Even after the hair has dried, the scalp will have a salty residue that can damage hair, according to McCurtis.

His innovation is to send the warm air upward at a 25-degree angle from several side rows of vent holes. The first contact the hot air has is with hair on both sides. “By indirect contact, the top of the scalp gets dry, and the hair dries evenly,” McCurtis says.

An exhaust fan at the top of the top of the dryer’s hood draws the moisture upward and away from the scalp, he adds.

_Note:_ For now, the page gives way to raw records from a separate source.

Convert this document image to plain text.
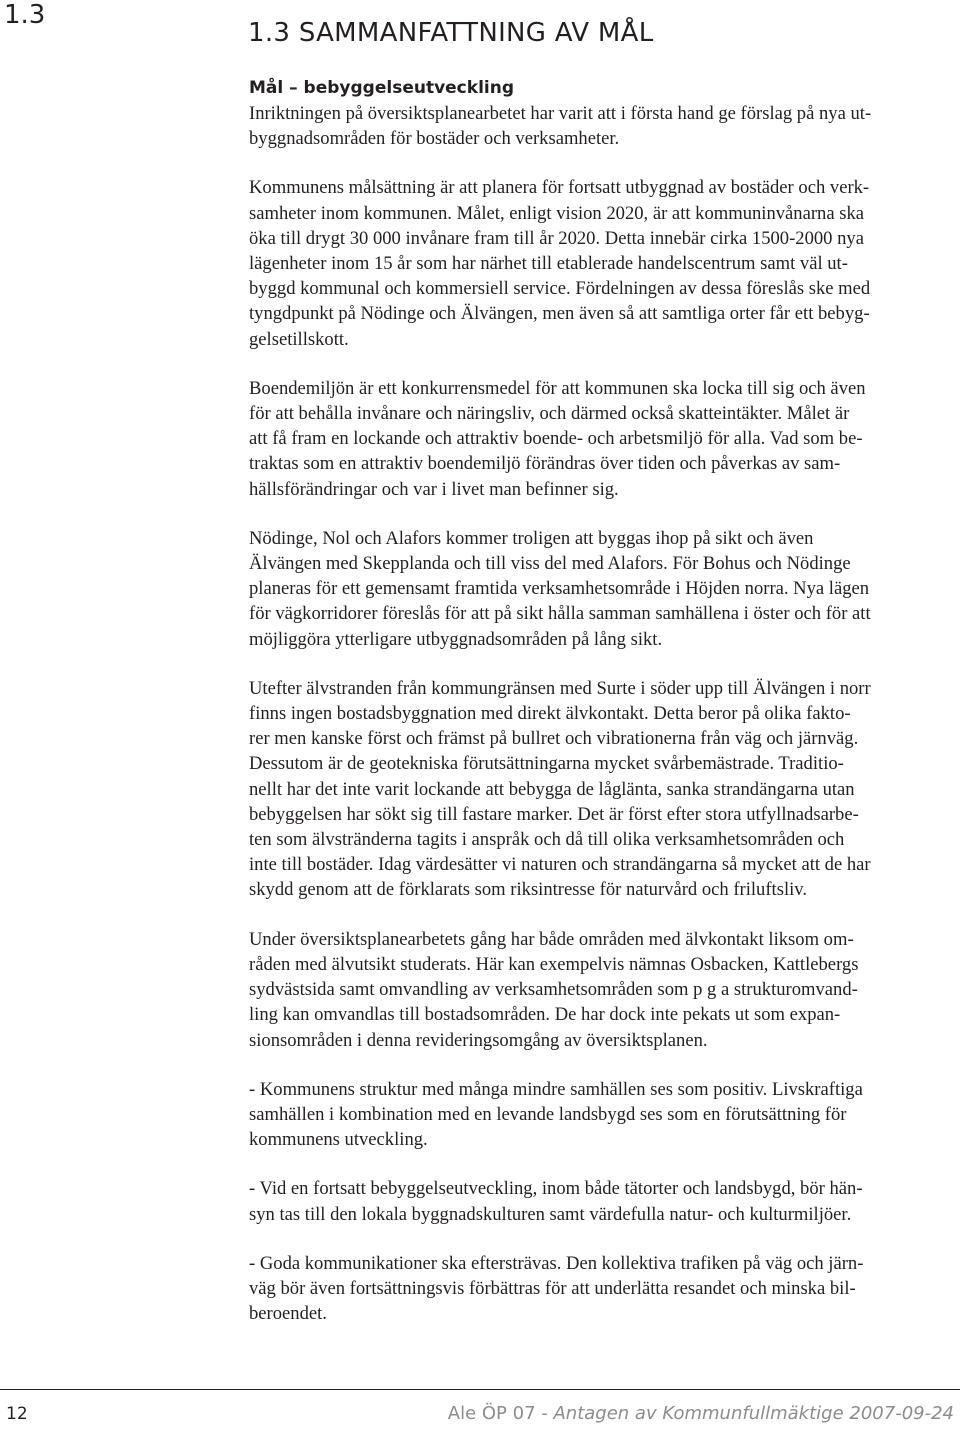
1.3
1.3 SAMMANFATTNING AV MÅL
Mål – bebyggelseutveckling
Inriktningen på översiktsplanearbetet har varit att i första hand ge förslag på nya ut-
byggnadsområden för bostäder och verksamheter.
Kommunens målsättning är att planera för fortsatt utbyggnad av bostäder och verk-
samheter inom kommunen. Målet, enligt vision 2020, är att kommuninvånarna ska
öka till drygt 30 000 invånare fram till år 2020. Detta innebär cirka 1500-2000 nya
lägenheter inom 15 år som har närhet till etablerade handelscentrum samt väl ut-
byggd kommunal och kommersiell service. Fördelningen av dessa föreslås ske med
tyngdpunkt på Nödinge och Älvängen, men även så att samtliga orter får ett bebyg-
gelsetillskott.
Boendemiljön är ett konkurrensmedel för att kommunen ska locka till sig och även
för att behålla invånare och näringsliv, och därmed också skatteintäkter. Målet är
att få fram en lockande och attraktiv boende- och arbetsmiljö för alla. Vad som be-
traktas som en attraktiv boendemiljö förändras över tiden och påverkas av sam-
hällsförändringar och var i livet man befinner sig.
Nödinge, Nol och Alafors kommer troligen att byggas ihop på sikt och även
Älvängen med Skepplanda och till viss del med Alafors. För Bohus och Nödinge
planeras för ett gemensamt framtida verksamhetsområde i Höjden norra. Nya lägen
för vägkorridorer föreslås för att på sikt hålla samman samhällena i öster och för att
möjliggöra ytterligare utbyggnadsområden på lång sikt.
Utefter älvstranden från kommungränsen med Surte i söder upp till Älvängen i norr
finns ingen bostadsbyggnation med direkt älvkontakt. Detta beror på olika fakto-
rer men kanske först och främst på bullret och vibrationerna från väg och järnväg.
Dessutom är de geotekniska förutsättningarna mycket svårbemästrade. Traditio-
nellt har det inte varit lockande att bebygga de låglänta, sanka strandängarna utan
bebyggelsen har sökt sig till fastare marker. Det är först efter stora utfyllnadsarbe-
ten som älvstränderna tagits i anspråk och då till olika verksamhetsområden och
inte till bostäder. Idag värdesätter vi naturen och strandängarna så mycket att de har
skydd genom att de förklarats som riksintresse för naturvård och friluftsliv.
Under översiktsplanearbetets gång har både områden med älvkontakt liksom om-
råden med älvutsikt studerats. Här kan exempelvis nämnas Osbacken, Kattlebergs
sydvästsida samt omvandling av verksamhetsområden som p g a strukturomvand-
ling kan omvandlas till bostadsområden. De har dock inte pekats ut som expan-
sionsområden i denna revideringsomgång av översiktsplanen.
- Kommunens struktur med många mindre samhällen ses som positiv. Livskraftiga
samhällen i kombination med en levande landsbygd ses som en förutsättning för
kommunens utveckling.
- Vid en fortsatt bebyggelseutveckling, inom både tätorter och landsbygd, bör hän-
syn tas till den lokala byggnadskulturen samt värdefulla natur- och kulturmiljöer.
- Goda kommunikationer ska eftersträvas. Den kollektiva trafiken på väg och järn-
väg bör även fortsättningsvis förbättras för att underlätta resandet och minska bil-
beroendet.
12	Ale ÖP 07 - Antagen av Kommunfullmäktige 2007-09-24
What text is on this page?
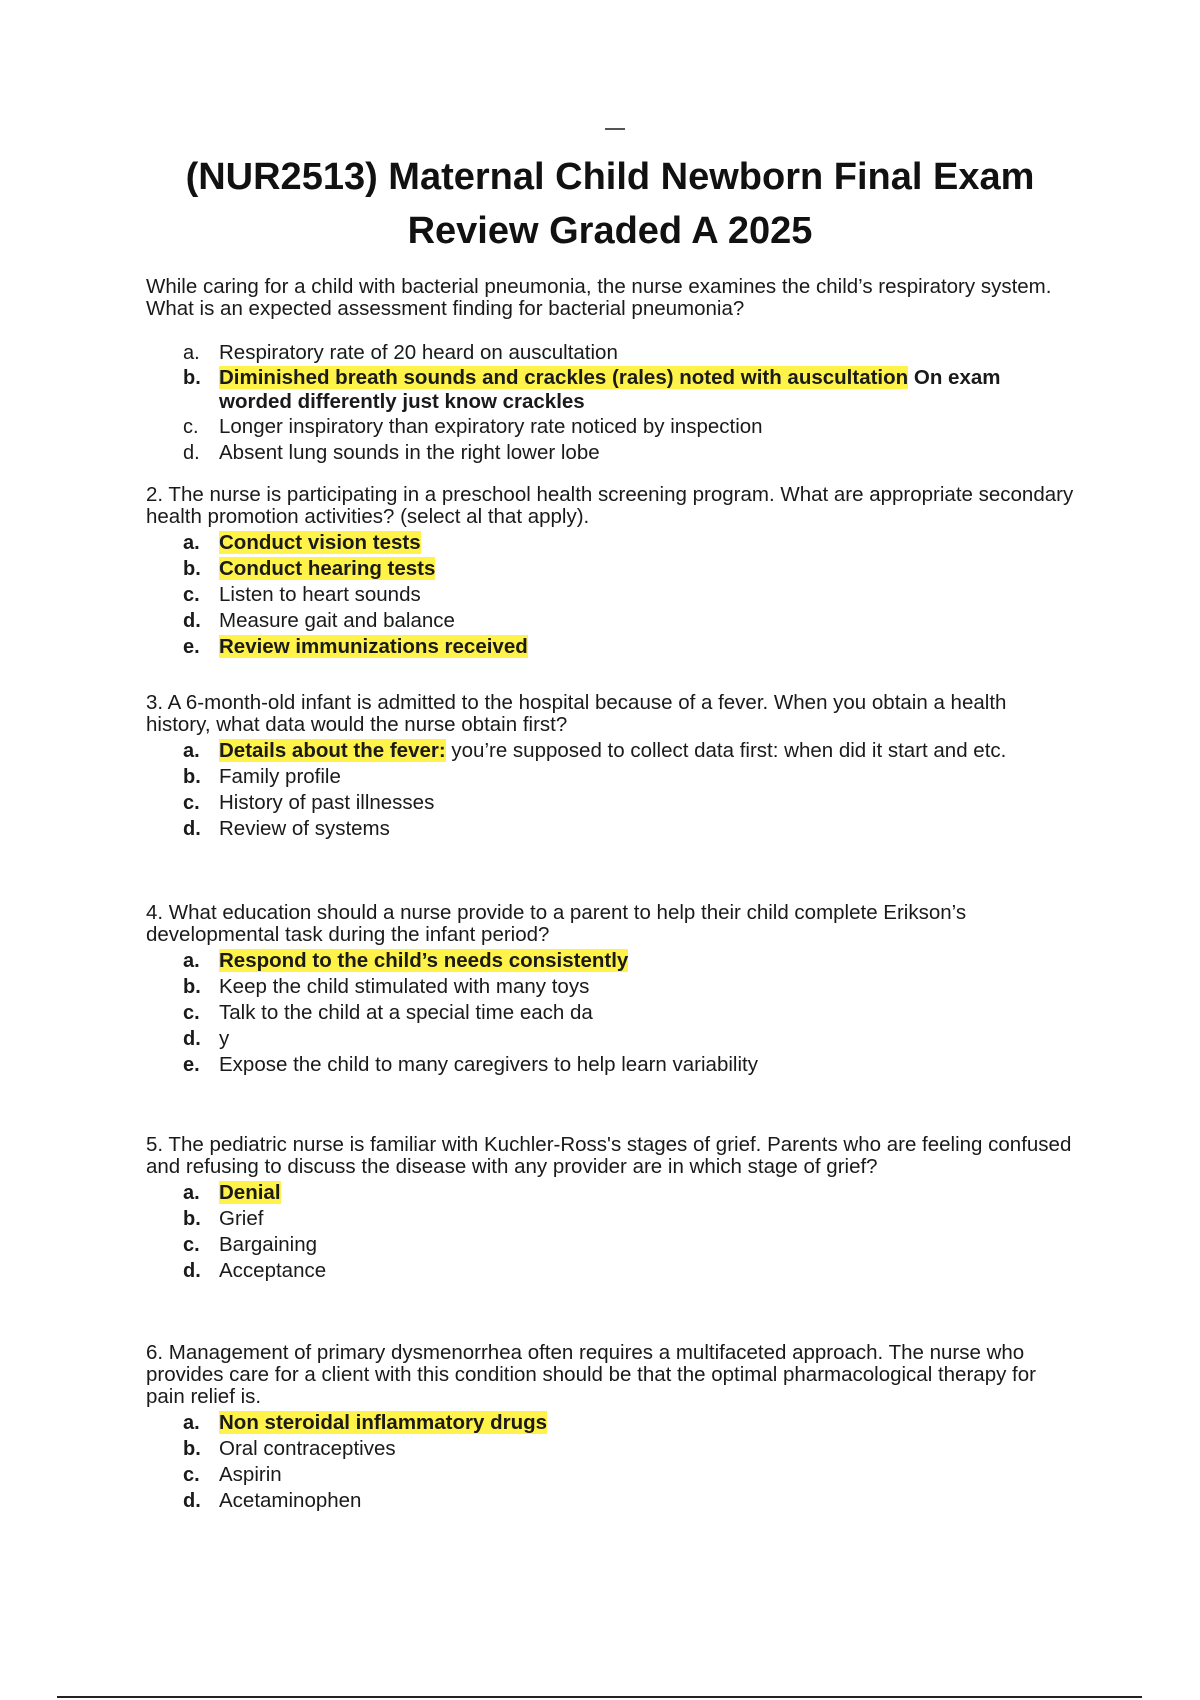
(NUR2513) Maternal Child Newborn Final Exam Review Graded A 2025

While caring for a child with bacterial pneumonia, the nurse examines the child’s respiratory system. What is an expected assessment finding for bacterial pneumonia?

a. Respiratory rate of 20 heard on auscultation
b. Diminished breath sounds and crackles (rales) noted with auscultation On exam worded differently just know crackles
c. Longer inspiratory than expiratory rate noticed by inspection
d. Absent lung sounds in the right lower lobe

2. The nurse is participating in a preschool health screening program. What are appropriate secondary health promotion activities? (select al that apply).

a. Conduct vision tests
b. Conduct hearing tests
c. Listen to heart sounds
d. Measure gait and balance
e. Review immunizations received

3. A 6-month-old infant is admitted to the hospital because of a fever. When you obtain a health history, what data would the nurse obtain first?

a. Details about the fever: you’re supposed to collect data first: when did it start and etc.
b. Family profile
c. History of past illnesses
d. Review of systems

4. What education should a nurse provide to a parent to help their child complete Erikson’s developmental task during the infant period?

a. Respond to the child’s needs consistently
b. Keep the child stimulated with many toys
c. Talk to the child at a special time each da
d. y
e. Expose the child to many caregivers to help learn variability

5. The pediatric nurse is familiar with Kuchler-Ross's stages of grief. Parents who are feeling confused and refusing to discuss the disease with any provider are in which stage of grief?

a. Denial
b. Grief
c. Bargaining
d. Acceptance

6. Management of primary dysmenorrhea often requires a multifaceted approach. The nurse who provides care for a client with this condition should be that the optimal pharmacological therapy for pain relief is.

a. Non steroidal inflammatory drugs
b. Oral contraceptives
c. Aspirin
d. Acetaminophen
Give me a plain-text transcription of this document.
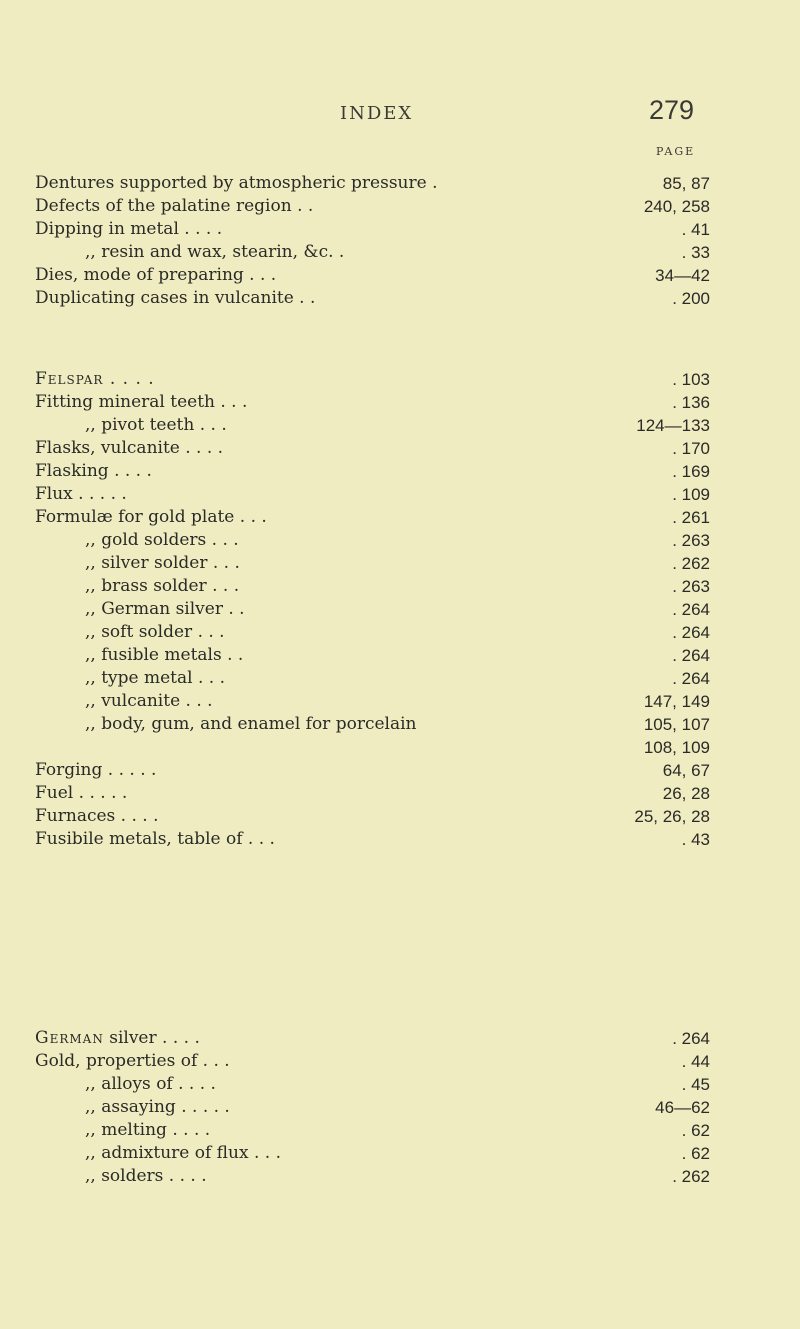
INDEX	279
PAGE
Dentures supported by atmospheric pressure .	85, 87
Defects of the palatine region . .	240, 258
Dipping in metal . . . .	. 41
,, resin and wax, stearin, &c. .	. 33
Dies, mode of preparing . . .	34—42
Duplicating cases in vulcanite . .	. 200
Felspar . . . .	. 103
Fitting mineral teeth . . .	. 136
,, pivot teeth . . .	124—133
Flasks, vulcanite . . . .	. 170
Flasking . . . .	. 169
Flux . . . . .	. 109
Formulæ for gold plate . . .	. 261
,, gold solders . . .	. 263
,, silver solder . . .	. 262
,, brass solder . . .	. 263
,, German silver . .	. 264
,, soft solder . . .	. 264
,, fusible metals . .	. 264
,, type metal . . .	. 264
,, vulcanite . . .	147, 149
,, body, gum, and enamel for porcelain	105, 107
108, 109
Forging . . . . .	64, 67
Fuel . . . . .	26, 28
Furnaces . . . .	25, 26, 28
Fusibile metals, table of . . .	. 43
German silver . . . .	. 264
Gold, properties of . . .	. 44
,, alloys of . . . .	. 45
,, assaying . . . . .	46—62
,, melting . . . .	. 62
,, admixture of flux . . .	. 62
,, solders . . . .	. 262
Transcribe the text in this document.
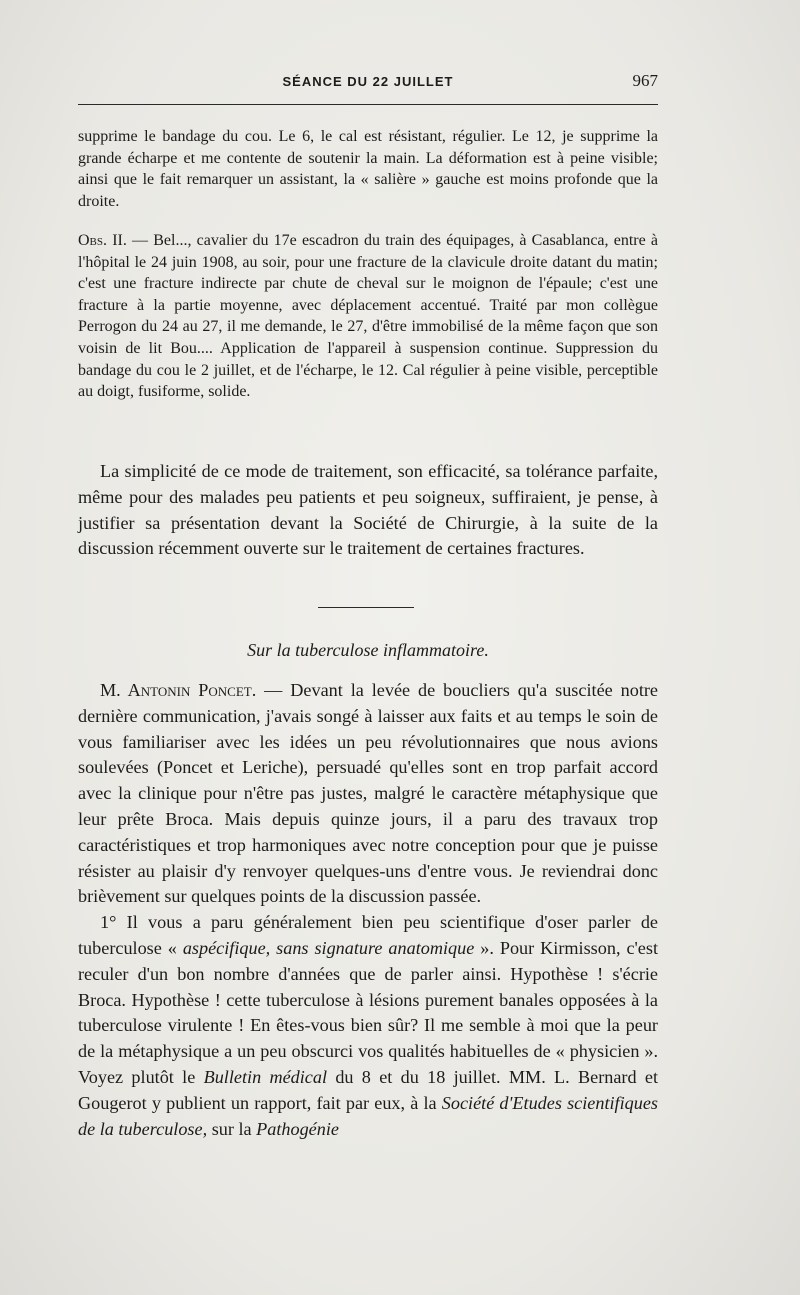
SÉANCE DU 22 JUILLET	967

supprime le bandage du cou. Le 6, le cal est résistant, régulier. Le 12, je supprime la grande écharpe et me contente de soutenir la main. La déformation est à peine visible; ainsi que le fait remarquer un assistant, la « salière » gauche est moins profonde que la droite.

Obs. II. — Bel..., cavalier du 17e escadron du train des équipages, à Casablanca, entre à l'hôpital le 24 juin 1908, au soir, pour une fracture de la clavicule droite datant du matin; c'est une fracture indirecte par chute de cheval sur le moignon de l'épaule; c'est une fracture à la partie moyenne, avec déplacement accentué. Traité par mon collègue Perrogon du 24 au 27, il me demande, le 27, d'être immobilisé de la même façon que son voisin de lit Bou.... Application de l'appareil à suspension continue. Suppression du bandage du cou le 2 juillet, et de l'écharpe, le 12. Cal régulier à peine visible, perceptible au doigt, fusiforme, solide.

La simplicité de ce mode de traitement, son efficacité, sa tolérance parfaite, même pour des malades peu patients et peu soigneux, suffiraient, je pense, à justifier sa présentation devant la Société de Chirurgie, à la suite de la discussion récemment ouverte sur le traitement de certaines fractures.

Sur la tuberculose inflammatoire.

M. Antonin Poncet. — Devant la levée de boucliers qu'a suscitée notre dernière communication, j'avais songé à laisser aux faits et au temps le soin de vous familiariser avec les idées un peu révolutionnaires que nous avions soulevées (Poncet et Leriche), persuadé qu'elles sont en trop parfait accord avec la clinique pour n'être pas justes, malgré le caractère métaphysique que leur prête Broca. Mais depuis quinze jours, il a paru des travaux trop caractéristiques et trop harmoniques avec notre conception pour que je puisse résister au plaisir d'y renvoyer quelques-uns d'entre vous. Je reviendrai donc brièvement sur quelques points de la discussion passée.

1° Il vous a paru généralement bien peu scientifique d'oser parler de tuberculose « aspécifique, sans signature anatomique ». Pour Kirmisson, c'est reculer d'un bon nombre d'années que de parler ainsi. Hypothèse ! s'écrie Broca. Hypothèse ! cette tuberculose à lésions purement banales opposées à la tuberculose virulente ! En êtes-vous bien sûr? Il me semble à moi que la peur de la métaphysique a un peu obscurci vos qualités habituelles de « physicien ». Voyez plutôt le Bulletin médical du 8 et du 18 juillet. MM. L. Bernard et Gougerot y publient un rapport, fait par eux, à la Société d'Etudes scientifiques de la tuberculose, sur la Pathogénie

The Momentum Dryer, he notes, mimics evaporation because the hot air is going up at an angle. “Once the hot hair makes contact with hair it turns the hair’s moisture into a vapor,” he explains.

“Vapor wants to rise” and the exhaust fan obliges by drawing the vapors upward and out.

Essentially, he says, “the exhaust fan at the top pulls out that excess moisture and draws fresh air into the breathing space of the person using it.”

Ultimately, by reducing the humidity level inside the hood, the hair dries much faster, McCurtis says.

He says he thinks his product development, which has an efficiency confirmation from Helen of Troy Labs in El Paso, Texas, is ready to take on investors.

“It’s gotten to the point it can bear some fruit,” he says.

Lisa Lloyd, the Lloyd Marketing Group principal, says she thinks she can get McCurtis a licensing deal from a major manufacturer. “I am taking on this product to license it on his behalf,” she says. “I’ll be running it by the people I know in the hair business.”

The license holder will make the Momentum Hair Dryer and sell it, according to Lloyd.

McCurtis’ task will be to cash the licensing checks that roll in, she says.

Yes, McCurtis is confident enough to be thinking he has a breakthrough product. Remember Judy Jetson from the long ago Jetsons TV show? he asks.

Each morning she’d ride a conveyor through a hair dryer that dried her hair in a flash.

“Until they come out with that, this is going to be the best way to get your hair dry,” McCurtis says, pointing to the Momentum Dryer.